Alors, j’ai beau leur dire de me laisser tranquille, elles n’arrêtent pas, vous savez, docteur. C’est fou ce qu’elles s’acharnent. Elles s’obstinent à me répéter toujours et toujours la même chose, chacune dit qu’elle me hait. “Je te hais, je te hais, tu es détestable et je te hais”. Voilà le genre de phrase qu’elles disent. Non, ce ne sont pas vraiment des voix de femmes, ni des voix d’hommes. On dirait des voix d’adolescents, je ne les connais pas, ce sont toujours les mêmes.
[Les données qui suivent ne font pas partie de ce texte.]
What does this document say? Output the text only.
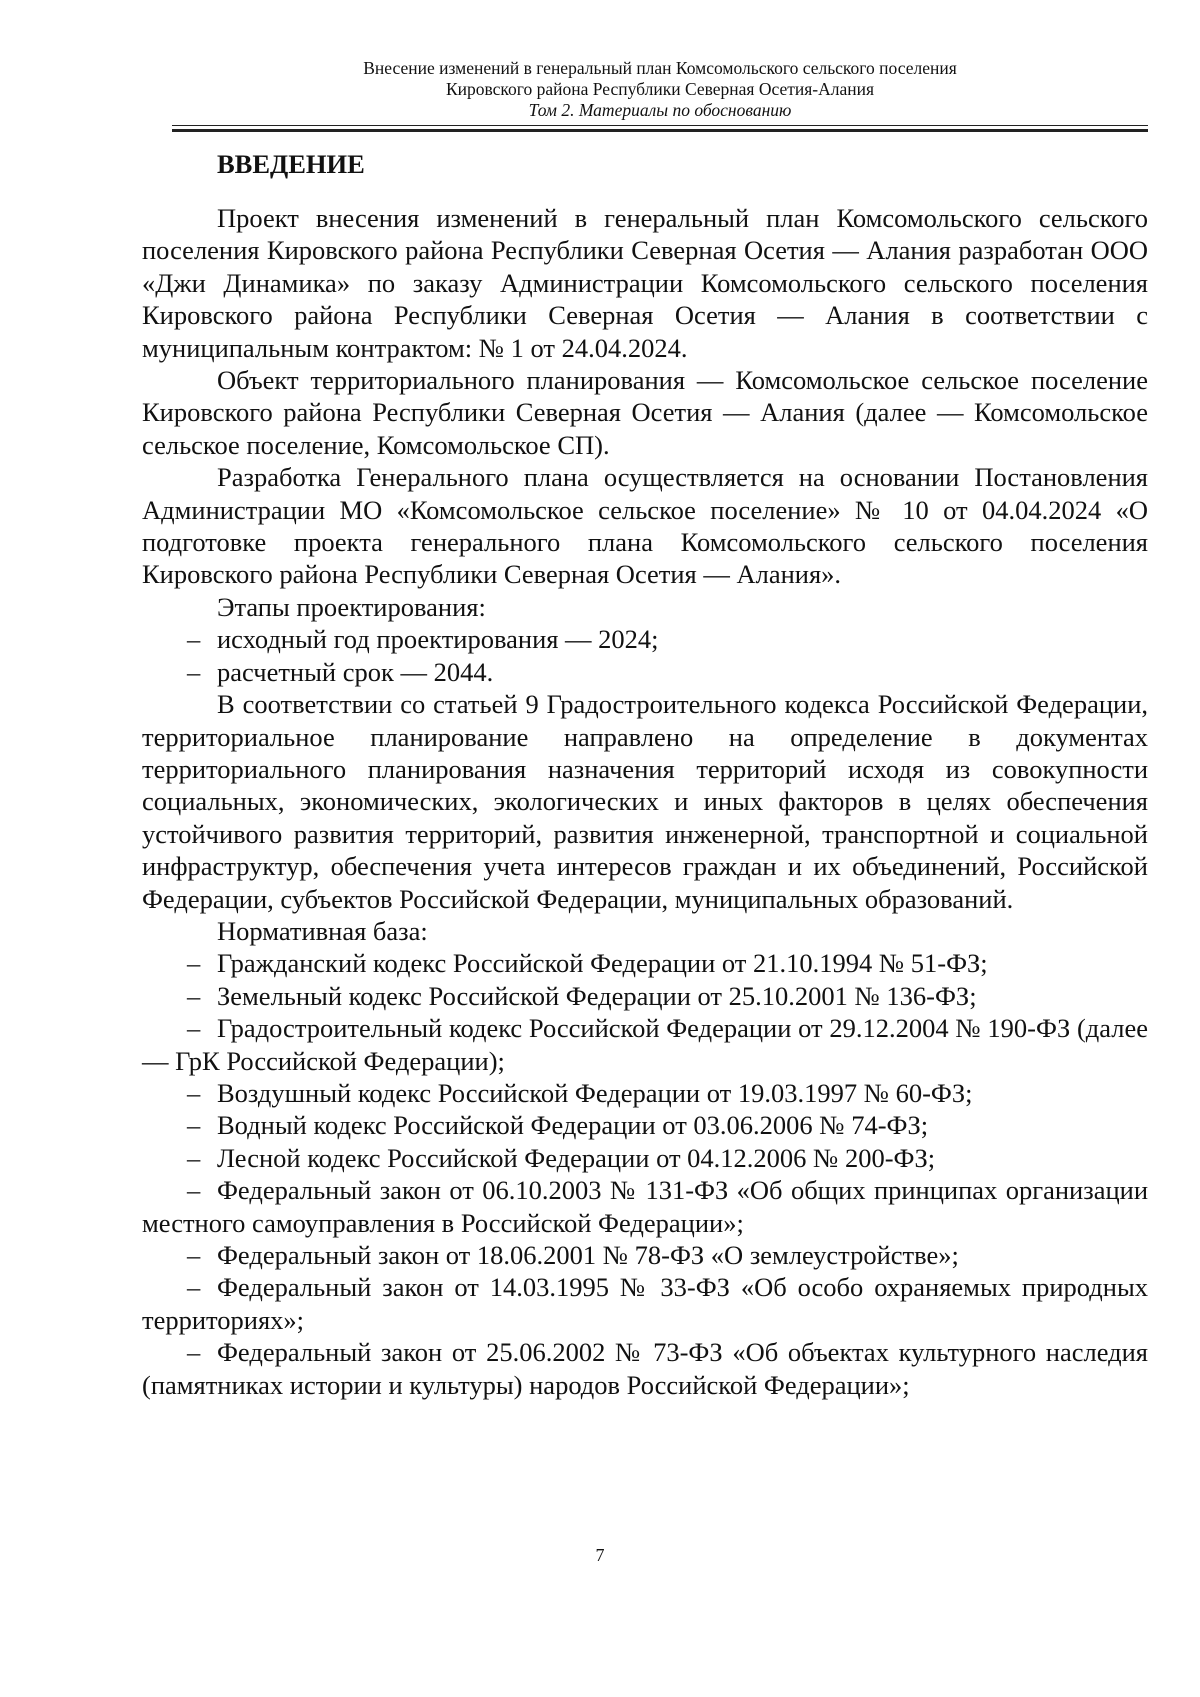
Внесение изменений в генеральный план Комсомольского сельского поселения
Кировского района Республики Северная Осетия-Алания
Том 2. Материалы по обоснованию
ВВЕДЕНИЕ

Проект внесения изменений в генеральный план Комсомольского сельского поселения Кировского района Республики Северная Осетия — Алания разработан ООО «Джи Динамика» по заказу Администрации Комсомольского сельского поселения Кировского района Республики Северная Осетия — Алания в соответствии с муниципальным контрактом: № 1 от 24.04.2024.

Объект территориального планирования — Комсомольское сельское поселение Кировского района Республики Северная Осетия — Алания (далее — Комсомольское сельское поселение, Комсомольское СП).

Разработка Генерального плана осуществляется на основании Постановления Администрации МО «Комсомольское сельское поселение» № 10 от 04.04.2024 «О подготовке проекта генерального плана Комсомольского сельского поселения Кировского района Республики Северная Осетия — Алания».

Этапы проектирования:

– исходный год проектирования — 2024;
– расчетный срок — 2044.

В соответствии со статьей 9 Градостроительного кодекса Российской Федерации, территориальное планирование направлено на определение в документах территориального планирования назначения территорий исходя из совокупности социальных, экономических, экологических и иных факторов в целях обеспечения устойчивого развития территорий, развития инженерной, транспортной и социальной инфраструктур, обеспечения учета интересов граждан и их объединений, Российской Федерации, субъектов Российской Федерации, муниципальных образований.

Нормативная база:

– Гражданский кодекс Российской Федерации от 21.10.1994 № 51-ФЗ;
– Земельный кодекс Российской Федерации от 25.10.2001 № 136-ФЗ;
– Градостроительный кодекс Российской Федерации от 29.12.2004 № 190-ФЗ (далее — ГрК Российской Федерации);
– Воздушный кодекс Российской Федерации от 19.03.1997 № 60-ФЗ;
– Водный кодекс Российской Федерации от 03.06.2006 № 74-ФЗ;
– Лесной кодекс Российской Федерации от 04.12.2006 № 200-ФЗ;
– Федеральный закон от 06.10.2003 № 131-ФЗ «Об общих принципах организации местного самоуправления в Российской Федерации»;
– Федеральный закон от 18.06.2001 № 78-ФЗ «О землеустройстве»;
– Федеральный закон от 14.03.1995 № 33-ФЗ «Об особо охраняемых природных территориях»;
– Федеральный закон от 25.06.2002 № 73-ФЗ «Об объектах культурного наследия (памятниках истории и культуры) народов Российской Федерации»;
7
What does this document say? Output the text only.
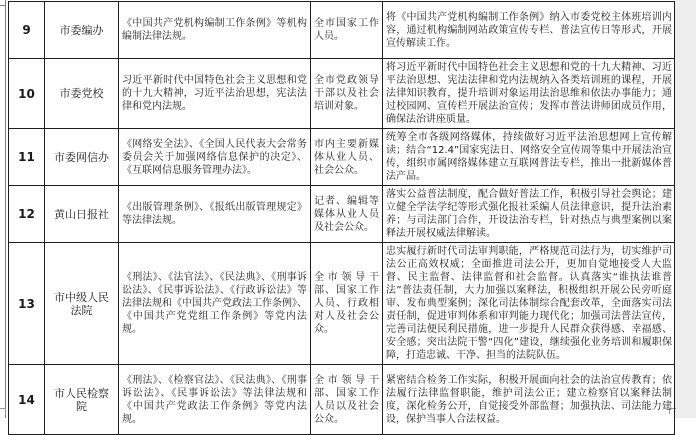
9	市委编办	《中国共产党机构编制工作条例》等机构编制法律法规。	全市国家工作人员。	将《中国共产党机构编制工作条例》纳入市委党校主体班培训内容，通过机构编制网站政策宣传专栏、普法宣传日等形式，开展宣传解读工作。
10	市委党校	习近平新时代中国特色社会主义思想和党的十九大精神，习近平法治思想，宪法法律和党内法规。	全市党政领导干部以及社会培训对象。	将习近平新时代中国特色社会主义思想和党的十九大精神、习近平法治思想、宪法法律和党内法规纳入各类培训班的课程，开展法律知识教育，提升培训对象运用法治思维和依法办事能力；通过校园网、宣传栏开展法治宣传；发挥市普法讲师团成员作用，确保法治讲座质量。
11	市委网信办	《网络安全法》、《全国人民代表大会常务委员会关于加强网络信息保护的决定》、《互联网信息服务管理办法》。	市内主要新媒体从业人员、社会公众。	统筹全市各级网络媒体，持续做好习近平法治思想网上宣传解读；结合“12.4”国家宪法日、网络安全宣传周等集中开展法治宣传，组织市属网络媒体建立互联网普法专栏，推出一批新媒体普法产品。
12	黄山日报社	《出版管理条例》、《报纸出版管理规定》等法律法规。	记者、编辑等媒体从业人员及社会公众。	落实公益普法制度，配合做好普法工作，积极引导社会舆论；建立健全学法学纪等形式强化报社采编人员法律意识，提升法治素养；与司法部门合作，开设法治专栏，针对热点与典型案例以案释法开展权威法律解读。
13	市中级人民法院	《刑法》、《法官法》、《民法典》、《刑事诉讼法》、《民事诉讼法》、《行政诉讼法》等法律法规和《中国共产党政法工作条例》、《中国共产党党组工作条例》等党内法规。	全市领导干部、国家工作人员、行政相对人及社会公众。	忠实履行新时代司法审判职能，严格规范司法行为，切实维护司法公正高效权威；全面推进司法公开，更加自觉地接受人大监督、民主监督、法律监督和社会监督。认真落实“谁执法谁普法”普法责任制，大力加强以案释法，积极组织开展公民旁听庭审、发布典型案例；深化司法体制综合配套改革，全面落实司法责任制，促进审判体系和审判能力现代化；加强司法普法宣传，完善司法便民利民措施，进一步提升人民群众获得感、幸福感、安全感；突出法院干警“四化”建设，继续强化业务培训和履职保障，打造忠诚、干净、担当的法院队伍。
14	市人民检察院	《刑法》、《检察官法》、《民法典》、《刑事诉讼法》、《民事诉讼法》等法律法规和《中国共产党政法工作条例》等党内法规。	全市领导干部、国家工作人员以及社会公众。	紧密结合检务工作实际，积极开展面向社会的法治宣传教育；依法履行法律监督职能，维护司法公正；建立检察官以案释法制度，深化检务公开，自觉接受外部监督；加强执法、司法能力建设，保护当事人合法权益。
Elles rient parfois, d’un rire plein de sous-entendus, d’un rire entre elles, je sais qu’elles se moquent de moi. Elles disent des méchancetés, par exemple que je suis laide et que je ne suis qu’une roturière. Mais elles sont jalouses, vous savez, elles ne me pardonneront jamais mes origines nobles. Oui, elles m’agacent. Non, elles ne me font pas peur – quelquefois seulement. Oui, quelquefois, elles me font peur, il y a de quoi, puisqu’elles sont capables de lire dans mon cerveau, non? Mais comment vous dire, je me suis aussi habituée à elles, elles me tiennent compagnie. Elles influencent mes gestes, mes sentiments, mes décisions. Je crois même en avoir besoin à la longue. Je sais, ça paraît bizarre, mais elles sont aussi mes amies, et si elles ne se manifestent pas pendant quelques jours, je ne parviens plus à manger, je me mets au lit, je me laisse dépérir – ce qui inquiète énormément ma mère. Et quand tout semble perdu, les revoilà qui reviennent.
Si je les entends dans ma tête? Non, elles viennent de n’importe où. Parfois du plafond, parfois du mur, parfois de la théière qui fume sur la table. Parfois du dossier de ma chaise (je les entends alors dans ma colonne vertébrale, c’est très spécial). Parfois je les entends dans ma main gauche. Elles y vibrent doucement, c’est même agréable, mais elles sont perfides, je ne l’oublie pas. Une fois, elles se sont tues pendant quelques semaines, c’était lorsque mon médecin précédent m’avait donné du halopéridol, vous savez. Soudain, elles n’étaient plus là. Ça a fini par m’angoisser affreusement, parce que je ne pouvais plus vérifier ce qu’elles faisaient. Or c’est important, très important que je le sache, car il y a toute une section des tablettes d’information top secrètes dans mon cerveau – vous savez, je vous en ai déjà parlé – qui ont pour mission de les tenir sous contrôle. Mission spéciale, bien sûr, à moi seule déléguée. Par qui? Par le gouvernement de mon pays, de mon pays réél. C’est pour ça que je dispose d’un compte courant au montant illimité dans une de vos grandes banques – que je ne nommerai pas, vous ne m’en voudrez pas, n’est-ce pas, docteur. And this is a true dilemma, you can understand it, doc.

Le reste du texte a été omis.